Les Landes sont un « désert avec des fondrières, des flaques d’eau et pas la moindre trace de cultures, ni de végétation, si ce n’est quelques fougères ». (le reboisement des Landes n’aura lieu que quelques années plus tard, en 1857).
Ils mettent des notes aux hôtels, TB, B, un hôtel espagnol est noté « Très mal » !
Dans les Pyrénées, Henri regrette que le bruit des cascades empêche son âme de se recueillir.
Il nomme une ou deux fois seulement son épouse, utilisant plutôt « nous » ou « je ».

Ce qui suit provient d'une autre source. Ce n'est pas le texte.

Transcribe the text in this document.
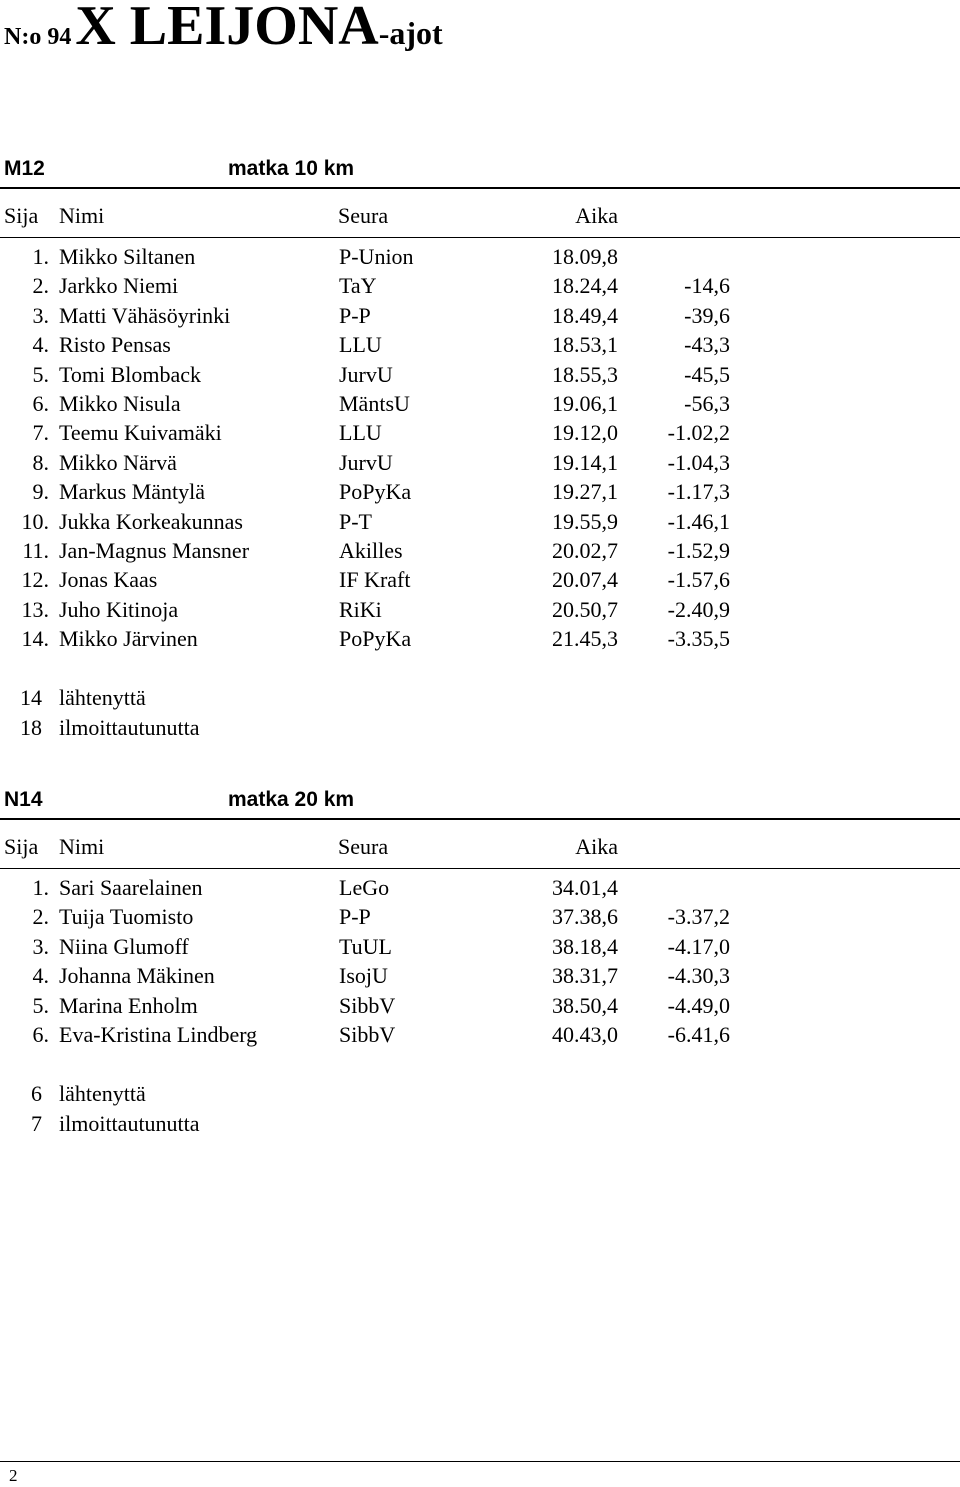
N:o 94 X LEIJONA-ajot
M12	matka 10 km
Sija Nimi	Seura	Aika
1. Mikko Siltanen	P-Union	18.09,8
2. Jarkko Niemi	TaY	18.24,4	-14,6
3. Matti Vähäsöyrinki	P-P	18.49,4	-39,6
4. Risto Pensas	LLU	18.53,1	-43,3
5. Tomi Blomback	JurvU	18.55,3	-45,5
6. Mikko Nisula	MäntsU	19.06,1	-56,3
7. Teemu Kuivamäki	LLU	19.12,0 -1.02,2
8. Mikko Närvä	JurvU	19.14,1 -1.04,3
9. Markus Mäntylä	PoPyKa	19.27,1 -1.17,3
10. Jukka Korkeakunnas	P-T	19.55,9 -1.46,1
11. Jan-Magnus Mansner	Akilles	20.02,7 -1.52,9
12. Jonas Kaas	IF Kraft	20.07,4 -1.57,6
13. Juho Kitinoja	RiKi	20.50,7 -2.40,9
14. Mikko Järvinen	PoPyKa	21.45,3 -3.35,5
14 lähtenyttä
18 ilmoittautunutta
N14	matka 20 km
Sija Nimi	Seura	Aika
1. Sari Saarelainen	LeGo	34.01,4
2. Tuija Tuomisto	P-P	37.38,6 -3.37,2
3. Niina Glumoff	TuUL	38.18,4 -4.17,0
4. Johanna Mäkinen	IsojU	38.31,7 -4.30,3
5. Marina Enholm	SibbV	38.50,4 -4.49,0
6. Eva-Kristina Lindberg	SibbV	40.43,0 -6.41,6
6 lähtenyttä
7 ilmoittautunutta
2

Le carnet n’est pas très détaillé en ce qui concerne les visites, il nous fait part de leur émerveillement face aux beautés de la nature, surtout dans les Pyrénées. Aucune évocation de leurs sentiments amoureux, on a l’impression qu’il s’agit d’amis voyageant ensemble plutôt que de jeunes mariés. Henri ne parle pas non plus des événements qu’ils ont pu rencontrer au cours de leur voyage, : à Toulon, ils contournent le vaisseau Iéna en partance pour l’Orient mais ne parlent pas de l’imminence de la guerre de Crimée qui débutera deux mois plus tard.
Alain Denizet a publié en 2024 le récit de ce voyages de noces : texte intégral du carnet d’Henri, dessins de Jenny et reproductions de gravures des sites visités ainsi que ses propres commentaires.